На основе элементарной фабулы (отставленный от армии генерал едет в Ставку в Москву, но с Поклонной горы поворачивает обратно) Владимов строит сложный сюжет, развертывающийся концентрическими кругами – и в прошлое, и в будущее. Сорок третий год проецируется на сорок первый: локальная военная операция превращается в картину Отечественной войны.
Генерал – сверстник пастернаковских героев, но не претерпевающих, а делающих (как им кажется) историю. «Генерал воевал во всех войнах, какие вела Россия с 1914 года, и с каждой войны привозил какую-нибудь рану». Поэтому в его воспоминаниях, в эпизодах его судьбы оживают 1930-е годы, 1920-е, революция: роман становится – по необходимости формульной, символически обобщенной – концепцией советской истории.
«Дальше, за тот барьер, который называется „конец войны“, – он не заглядывал, там ему как будто и места уже не было. И все чаще звучали в нем чьи-то, невесть где подхваченные, слова: „Жизнь сделана“. Оказавшаяся такой короткой, вот она и подошла к своему пределу».
«Невидимо склоняясь и хладея, мы движемся к началу своему» (Пушкин).
Ближе к концу романа, подъезжая к Поклонной горе, генерал вспоминает, как все начиналось. Юнкера Петергофской школы прапорщиков осенью 1917-го люто враждуют и с матросами-братишками, и между собой. Одни устраивают митинг с лозунгом «Никакой поддержки Временному правительству», другие едут в Питер, чтобы заступить на охрану этого самого правительства. «Получалось, что у каждого своя революция, а у противника она была – контрреволюция, и, кажется, один Кобрисов не имел ни того ни другого, поэтому и не знал, ехать ему в Питер или остаться, и этого было не решить на коротком пути к вокзалу».

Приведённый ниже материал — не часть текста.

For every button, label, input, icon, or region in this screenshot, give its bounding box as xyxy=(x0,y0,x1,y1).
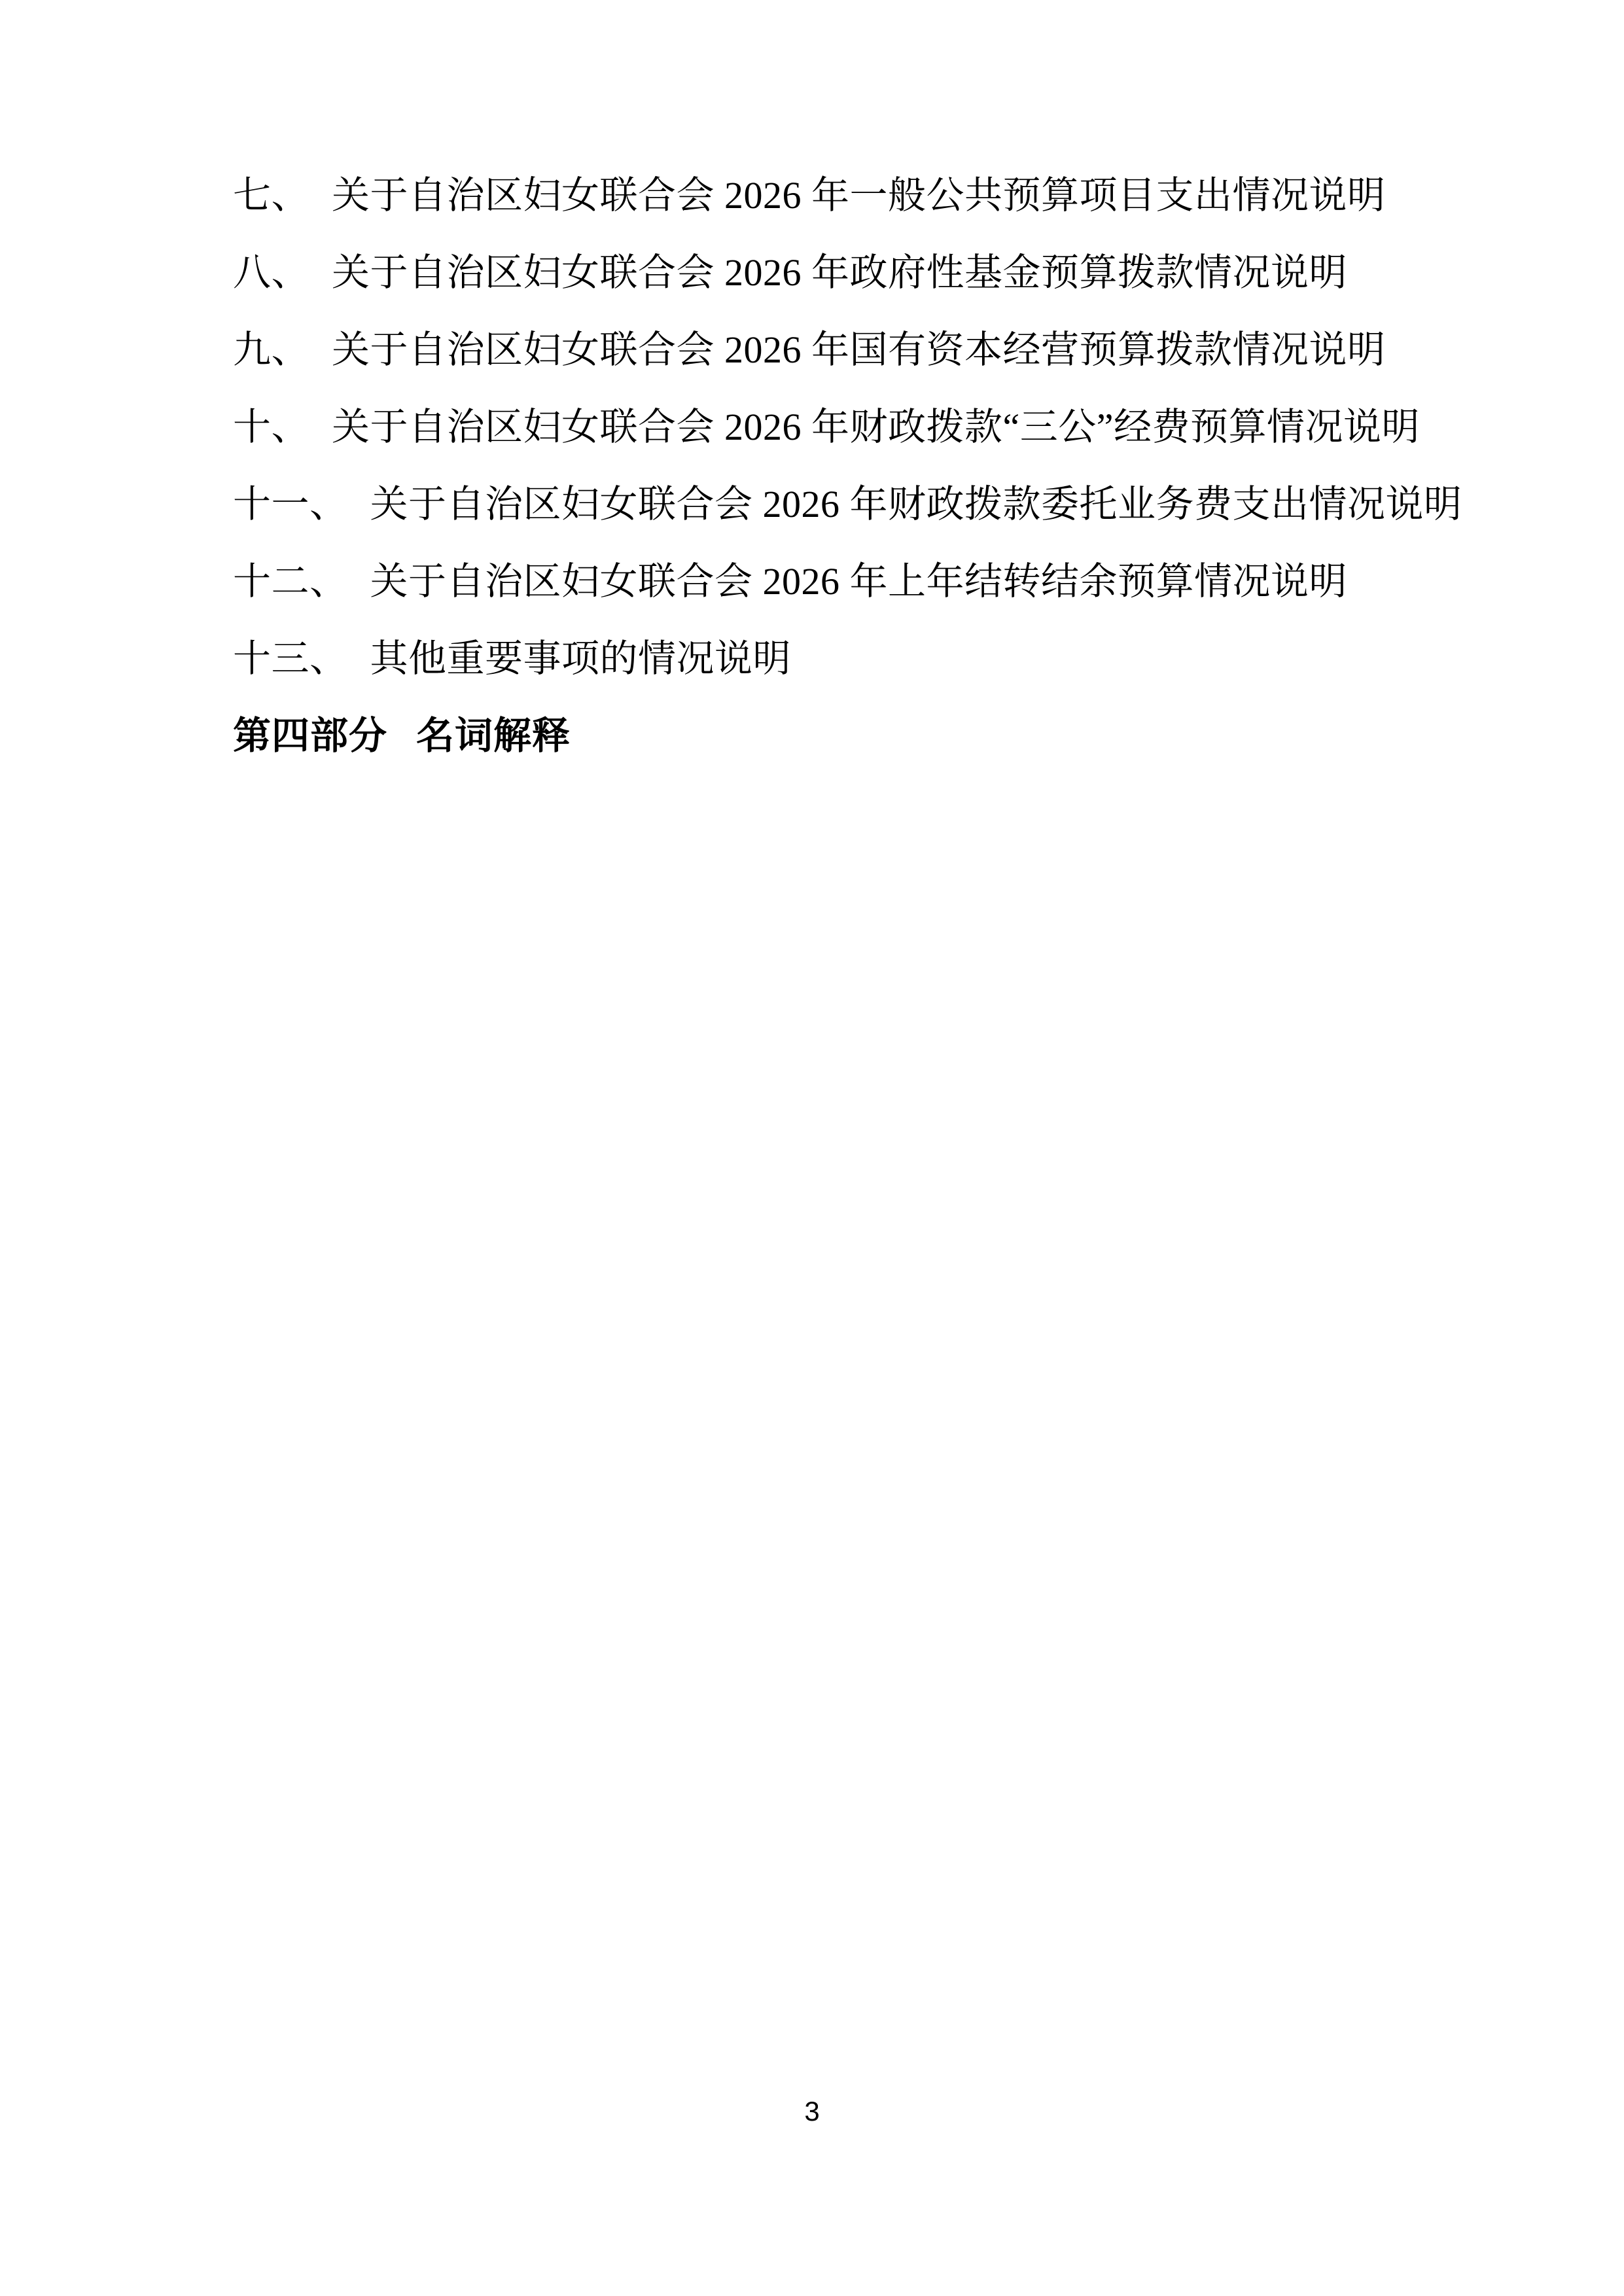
toc-item-text: 关于自治区妇女联合会 2026 年上年结转结余预算情况说明 xyxy=(370,543,1348,620)
section-heading-part: 第四部分 xyxy=(233,698,387,775)
toc-item-number: 十一、 xyxy=(233,466,348,543)
toc-item: 十二、关于自治区妇女联合会 2026 年上年结转结余预算情况说明 xyxy=(233,543,1545,620)
toc-item-number: 八、 xyxy=(233,234,309,311)
toc-item: 七、关于自治区妇女联合会 2026 年一般公共预算项目支出情况说明 xyxy=(233,157,1545,234)
toc-item-number: 十、 xyxy=(233,389,309,466)
toc-item-text: 关于自治区妇女联合会 2026 年财政拨款“三公”经费预算情况说明 xyxy=(332,389,1420,466)
toc-item: 九、关于自治区妇女联合会 2026 年国有资本经营预算拨款情况说明 xyxy=(233,311,1545,389)
toc-item-text: 关于自治区妇女联合会 2026 年国有资本经营预算拨款情况说明 xyxy=(332,311,1386,389)
toc-item-text: 关于自治区妇女联合会 2026 年政府性基金预算拨款情况说明 xyxy=(332,234,1347,311)
toc-item-number: 七、 xyxy=(233,157,309,234)
toc-item-text: 关于自治区妇女联合会 2026 年财政拨款委托业务费支出情况说明 xyxy=(370,466,1462,543)
toc-item-text: 其他重要事项的情况说明 xyxy=(370,620,792,698)
toc-item: 八、关于自治区妇女联合会 2026 年政府性基金预算拨款情况说明 xyxy=(233,234,1545,311)
toc-item-number: 十三、 xyxy=(233,620,348,698)
section-heading: 第四部分名词解释 xyxy=(233,698,1545,775)
toc-item: 十三、其他重要事项的情况说明 xyxy=(233,620,1545,698)
toc-item-text: 关于自治区妇女联合会 2026 年一般公共预算项目支出情况说明 xyxy=(332,157,1386,234)
page-number: 3 xyxy=(804,2096,819,2127)
toc-item-number: 九、 xyxy=(233,311,309,389)
document-page: 七、关于自治区妇女联合会 2026 年一般公共预算项目支出情况说明 八、关于自治… xyxy=(0,0,1624,2296)
toc-item-number: 十二、 xyxy=(233,543,348,620)
table-of-contents: 七、关于自治区妇女联合会 2026 年一般公共预算项目支出情况说明 八、关于自治… xyxy=(233,157,1545,775)
section-heading-title: 名词解释 xyxy=(416,715,571,757)
page-footer: 3 xyxy=(0,2096,1624,2127)
toc-item: 十、关于自治区妇女联合会 2026 年财政拨款“三公”经费预算情况说明 xyxy=(233,389,1545,466)
toc-item: 十一、关于自治区妇女联合会 2026 年财政拨款委托业务费支出情况说明 xyxy=(233,466,1545,543)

На вокзале кто-то садится в поезд, другие, как Кобрисов, не успевают и остаются – но это оказывается «не простым расставанием, а
Владимов вынимает из схватки красных и белых идеологию, заменяя ее этикой, и привычные конфликты советской истории приобретают парадоксальный характер, граница между своими и чужими колеблется, возникая в самых неожиданных местах.
В 1929-м генерал громил восставших против советской власти мужиков, боролся с кулаками, выселял целые деревни, но Шестериков, спасающий ему жизнь, оттуда же, из этих голодных деревень, и вместо ненависти к генералу у него – любовь и преданность к нему.

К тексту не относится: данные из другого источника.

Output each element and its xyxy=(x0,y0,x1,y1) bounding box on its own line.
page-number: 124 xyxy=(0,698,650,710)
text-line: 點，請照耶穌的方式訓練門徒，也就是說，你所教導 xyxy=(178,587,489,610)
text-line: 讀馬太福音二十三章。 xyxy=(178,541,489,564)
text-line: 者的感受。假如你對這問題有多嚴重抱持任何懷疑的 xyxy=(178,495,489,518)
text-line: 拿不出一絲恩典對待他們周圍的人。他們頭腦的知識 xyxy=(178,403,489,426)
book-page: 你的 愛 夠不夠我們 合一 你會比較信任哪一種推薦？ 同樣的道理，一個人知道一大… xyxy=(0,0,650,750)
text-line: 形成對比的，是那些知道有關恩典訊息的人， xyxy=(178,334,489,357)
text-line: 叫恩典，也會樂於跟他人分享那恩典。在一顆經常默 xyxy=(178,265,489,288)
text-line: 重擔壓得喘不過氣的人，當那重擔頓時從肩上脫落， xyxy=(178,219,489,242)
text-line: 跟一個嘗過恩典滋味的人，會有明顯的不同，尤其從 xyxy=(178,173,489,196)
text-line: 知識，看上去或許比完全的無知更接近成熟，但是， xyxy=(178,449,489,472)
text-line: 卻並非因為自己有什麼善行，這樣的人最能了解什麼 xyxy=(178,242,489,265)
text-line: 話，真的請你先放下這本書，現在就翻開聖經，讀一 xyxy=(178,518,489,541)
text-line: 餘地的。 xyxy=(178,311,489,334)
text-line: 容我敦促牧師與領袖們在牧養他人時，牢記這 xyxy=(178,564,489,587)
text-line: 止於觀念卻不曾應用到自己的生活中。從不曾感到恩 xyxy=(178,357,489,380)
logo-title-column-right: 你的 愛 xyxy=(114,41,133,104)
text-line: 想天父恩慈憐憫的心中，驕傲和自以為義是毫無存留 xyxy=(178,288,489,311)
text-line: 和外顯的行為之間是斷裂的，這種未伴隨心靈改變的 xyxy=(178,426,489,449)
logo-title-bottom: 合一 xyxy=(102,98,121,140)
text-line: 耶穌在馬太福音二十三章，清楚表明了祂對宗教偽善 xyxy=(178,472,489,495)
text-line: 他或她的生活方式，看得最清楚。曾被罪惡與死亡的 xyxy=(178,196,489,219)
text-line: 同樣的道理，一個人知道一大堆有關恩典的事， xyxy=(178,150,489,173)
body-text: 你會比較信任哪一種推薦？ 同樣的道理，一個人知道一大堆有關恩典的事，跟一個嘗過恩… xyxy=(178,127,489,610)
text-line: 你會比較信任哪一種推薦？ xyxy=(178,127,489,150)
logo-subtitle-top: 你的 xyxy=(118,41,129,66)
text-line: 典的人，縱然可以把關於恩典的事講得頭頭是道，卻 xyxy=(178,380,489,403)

Генерал Гудериан, бравый гитлеровский вояка, проутюживший своими танками пол-России, берущий русских пленных сотнями тысяч, если и не свой для генерала Кобрисова (в сюжетном пространстве они так и не сталкиваются), то оказывается в чем-то близок ему, когда подписывает на толстовском столе в Ясной Поляне приказ об отступлении: жалость к своим измученным солдатам перевешивает все другие соображения.
«Они – превосходные солдаты, они пойдут за ним куда угодно… Но пусть кто-нибудь другой погонит их в ледяную могилу… Совершая свой поступок – может быть, высший в его жизни, – он чувствовал нечто похожее на смертное равнодушие бегуна, которому вдруг безразличными показались все почести, ожидающие его на финише, и ничтожным, бессмысленным – азарт первых минут бега… Впервые обычная его подпись – без имени, звания, должности – показалась ему как бы отделившейся от него, чуждой всему, что он делал до сих пор, чего достиг, чем прославился. Просто человек, голый и беспомощный, – Гудериан…»
Переломными для Кобрисова оказываются весна и лето сорок первого года, нанесенная генералу обида, которая «всю его жизнь перевернула, сделала его другим».
Не расстрелянный Жуковым на Халхин-Голе, он попадает в жернова уже сбавляющей обороты репрессивной машины, перемалывающей прежние военные кадры, и проходит в московской тюрьме свои университеты.
В связи с двумя кобрисовскими танками, чуть затормозившими перед трибуной мавзолея, генералу шьют ни больше ни меньше как попытку покушения на отца народов: «По-ку-шение, Фотий Иванович, покушение. На жизнь кого? Не смейте произносить, а только представьте мысленно».